(Ilustración: Rolando Pinillos Romero)
(Ilustración: Rolando Pinillos Romero)
Roberto Abusada Salah

Después del entusiasmo con el que el Perú celebró el fin del régimen Humala-Heredia, la ciudadanía ha retornado a su estado natural de profunda desafección respecto de sus gobernantes. Tanto el Ejecutivo como el Congreso, alcaldes y gobernadores son castigados por la opinión pública.

No se puede ocultar que los poderes del Estado han estimulado tal sentimiento. El Ejecutivo ha cometido errores con nombramientos, declaraciones desatinadas y subestimando incomprensiblemente el desastre heredado.

A la mayoría legislativa, por su parte, le tomó todo un año entender que perdió en la segunda vuelta electoral. Y si bien muchos de sus actos de fiscalización y control político han tenido justificación, no cabe duda de que en otros ha primado la rabieta, la figuración o la simple torpeza.

Y así llegamos al mes 14 del régimen sumidos en una depresión colectiva (a mi juicio, injustificada) que hace pensar que el país está a la deriva. Tenemos a empresarios y consumidores en actitud de ‘esperar y ver’ y a medios de comunicación y ‘formadores de opinión’ repitiendo su monosolución: cambiar ministros.

Con su habitual optimismo, el presidente Pedro Pablo Kuczynski prevé que en los siguientes meses este inquieto malestar ciudadano cederá ante lo que, él anticipa, será un mejor desempeño económico. Y no le falta razón. La economía en el último trimestre de este año y el año próximo mostrará una mejor performance ayudada por el aumento notable de la inversión pública, el fin de la caída en la inversión privada y el aumento importante de los precios de nuestras principales exportaciones. Pero el Kuczynski estadista debería reparar en que el panorama económico después del rebote del 2018 no se presenta auspicioso si no se termina la prolongada sequía de reformas que está frenando nuestro progreso.

La lista de reformas pendientes es larga y atañe al ámbito laboral, la salud pública, el régimen pensionario, la regionalización, la educación, y una implementación decidida de la reforma burocrático-regulatoria ya legislada. No pretendo insinuar que tales reformas estén exentas de enormes dificultades y que no requieran de una cuantiosa inversión de capital político, pero administrar el Estado no es lo mismo que gobernar.

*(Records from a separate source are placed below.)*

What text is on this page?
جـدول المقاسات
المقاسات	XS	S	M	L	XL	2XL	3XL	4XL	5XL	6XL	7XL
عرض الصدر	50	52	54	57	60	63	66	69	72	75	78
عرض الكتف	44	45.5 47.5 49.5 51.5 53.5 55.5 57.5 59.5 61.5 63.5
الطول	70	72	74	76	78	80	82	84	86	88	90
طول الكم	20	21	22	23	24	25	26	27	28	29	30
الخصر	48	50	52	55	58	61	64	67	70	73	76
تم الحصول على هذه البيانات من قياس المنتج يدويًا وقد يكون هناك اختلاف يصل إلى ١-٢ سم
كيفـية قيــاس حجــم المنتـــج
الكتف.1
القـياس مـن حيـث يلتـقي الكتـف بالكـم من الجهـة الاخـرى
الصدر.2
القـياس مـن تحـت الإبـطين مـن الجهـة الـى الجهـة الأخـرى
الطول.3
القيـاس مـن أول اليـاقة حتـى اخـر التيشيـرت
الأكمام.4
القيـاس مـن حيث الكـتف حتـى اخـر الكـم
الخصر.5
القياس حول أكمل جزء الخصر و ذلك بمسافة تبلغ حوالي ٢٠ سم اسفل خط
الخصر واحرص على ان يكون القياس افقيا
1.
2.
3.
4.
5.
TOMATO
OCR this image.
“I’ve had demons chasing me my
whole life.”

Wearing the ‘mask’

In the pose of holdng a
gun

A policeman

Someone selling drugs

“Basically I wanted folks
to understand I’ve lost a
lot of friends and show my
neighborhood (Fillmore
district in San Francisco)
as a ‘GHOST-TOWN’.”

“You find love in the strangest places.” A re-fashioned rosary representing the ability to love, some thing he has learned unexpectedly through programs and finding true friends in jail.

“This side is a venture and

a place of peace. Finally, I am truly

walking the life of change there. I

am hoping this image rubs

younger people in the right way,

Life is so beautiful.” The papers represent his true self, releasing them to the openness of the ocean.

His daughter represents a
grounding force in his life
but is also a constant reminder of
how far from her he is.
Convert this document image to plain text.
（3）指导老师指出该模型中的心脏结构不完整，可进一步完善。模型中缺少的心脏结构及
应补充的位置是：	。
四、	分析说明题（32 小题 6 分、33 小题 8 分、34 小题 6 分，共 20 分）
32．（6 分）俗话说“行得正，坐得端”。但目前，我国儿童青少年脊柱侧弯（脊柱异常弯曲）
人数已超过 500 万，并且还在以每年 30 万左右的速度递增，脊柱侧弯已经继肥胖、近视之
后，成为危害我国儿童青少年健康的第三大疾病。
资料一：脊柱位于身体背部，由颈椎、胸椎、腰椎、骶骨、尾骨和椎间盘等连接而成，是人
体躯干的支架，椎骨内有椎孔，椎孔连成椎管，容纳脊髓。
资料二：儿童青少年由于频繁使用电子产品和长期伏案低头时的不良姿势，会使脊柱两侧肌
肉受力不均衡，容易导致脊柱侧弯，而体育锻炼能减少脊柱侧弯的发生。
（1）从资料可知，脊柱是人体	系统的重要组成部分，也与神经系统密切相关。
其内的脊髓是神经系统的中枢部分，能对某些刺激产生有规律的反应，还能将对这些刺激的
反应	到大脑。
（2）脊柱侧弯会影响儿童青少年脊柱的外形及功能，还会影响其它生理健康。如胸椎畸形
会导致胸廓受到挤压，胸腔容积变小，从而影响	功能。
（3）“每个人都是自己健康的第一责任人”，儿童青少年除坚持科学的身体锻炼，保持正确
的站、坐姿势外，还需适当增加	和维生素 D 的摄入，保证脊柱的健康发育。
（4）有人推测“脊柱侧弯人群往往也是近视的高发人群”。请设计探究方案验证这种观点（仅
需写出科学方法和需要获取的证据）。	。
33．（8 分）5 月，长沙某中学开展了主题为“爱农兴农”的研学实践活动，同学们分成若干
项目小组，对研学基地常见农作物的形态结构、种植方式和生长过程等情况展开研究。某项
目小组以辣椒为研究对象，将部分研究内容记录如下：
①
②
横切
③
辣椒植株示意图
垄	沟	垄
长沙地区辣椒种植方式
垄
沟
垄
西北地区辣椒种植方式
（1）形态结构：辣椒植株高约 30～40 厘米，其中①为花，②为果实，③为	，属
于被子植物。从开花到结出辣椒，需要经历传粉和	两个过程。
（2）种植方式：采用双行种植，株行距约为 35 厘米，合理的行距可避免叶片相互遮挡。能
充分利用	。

Gobernar implica tener la visión y un plan para un futuro mejor. Miremos sino el ejemplo de Emmanuel Macron que, con su popularidad cortada en unos pocos meses a casi la mitad, ha planteado una profunda reforma laboral y la visión de una Francia ocupando el vacío de liderazgo dejado por los Estados Unidos de Trump. O al brasileño Michel Temer, que con una tasa de aprobación en mínimos toledanos está reformando el régimen laboral y pensionario, además de emprender un vasto programa de privatización para resolver el agudo problema fiscal.

Me atrevo a recomendar al presidente empezar las indispensables reformas con la parte más potente –y quizá más fácil– de una reforma laboral: trabajar denodadamente en lograr el cambio en la interpretación que el Tribunal Constitucional (TC) ha hecho del artículo 27 de la Constitución que dice apropiadamente que “la ley otorga adecuada protección al trabajador contra el despido arbitrario”.

Ese simple enunciado ha sido interpretado por los miembros del TC no como el justo derecho a la indemnización de ley, sino que en sendos fallos ha ordenado la reposición en el puesto de trabajo. La justificación que da el TC se basa en la violación del derecho al trabajo consagrado en la Constitución peruana y en la mayoría de las constituciones del mundo. Por ello se establece el resarcimiento mediante la indemnización.

El resultado de los fallos del TC ha contribuido no solo a que el empleo informal sea la forma prevalente en que el peruano accede al trabajo sino que, dentro de lo que llamamos empleo formal, la contratación por tiempo indefinido está en vías de extinción. El 68% del empleo formal hoy se contrata bajo distintas modalidades como el plazo fijo y otras formas de empleo temporal, o simplemente sin contrato. En su ideologizada visión pro estabilidad laboral absoluta sin empleo, el TC ha matado la estabilidad dañando severamente los incentivos de la empresa a la capacitación laboral y el otorgamiento de otros beneficios a sus trabajadores. No sorprende, entonces, que en los ránkings internacionales el Perú aparezca en el puesto 133 entre 140 países como el que más restringe la práctica de la contratación y el despido (flexibilidad sin la cual la producción moderna de bienes y servicios es literalmente imposible).

Cámbiese esta errónea interpretación. Ninguna otra medida de estímulo a la contratación puede hoy tener tanto impacto en el empleo, la revitalización de las expectativas empresariales, la inversión y, ojalá, un cambio en el humor ciudadano.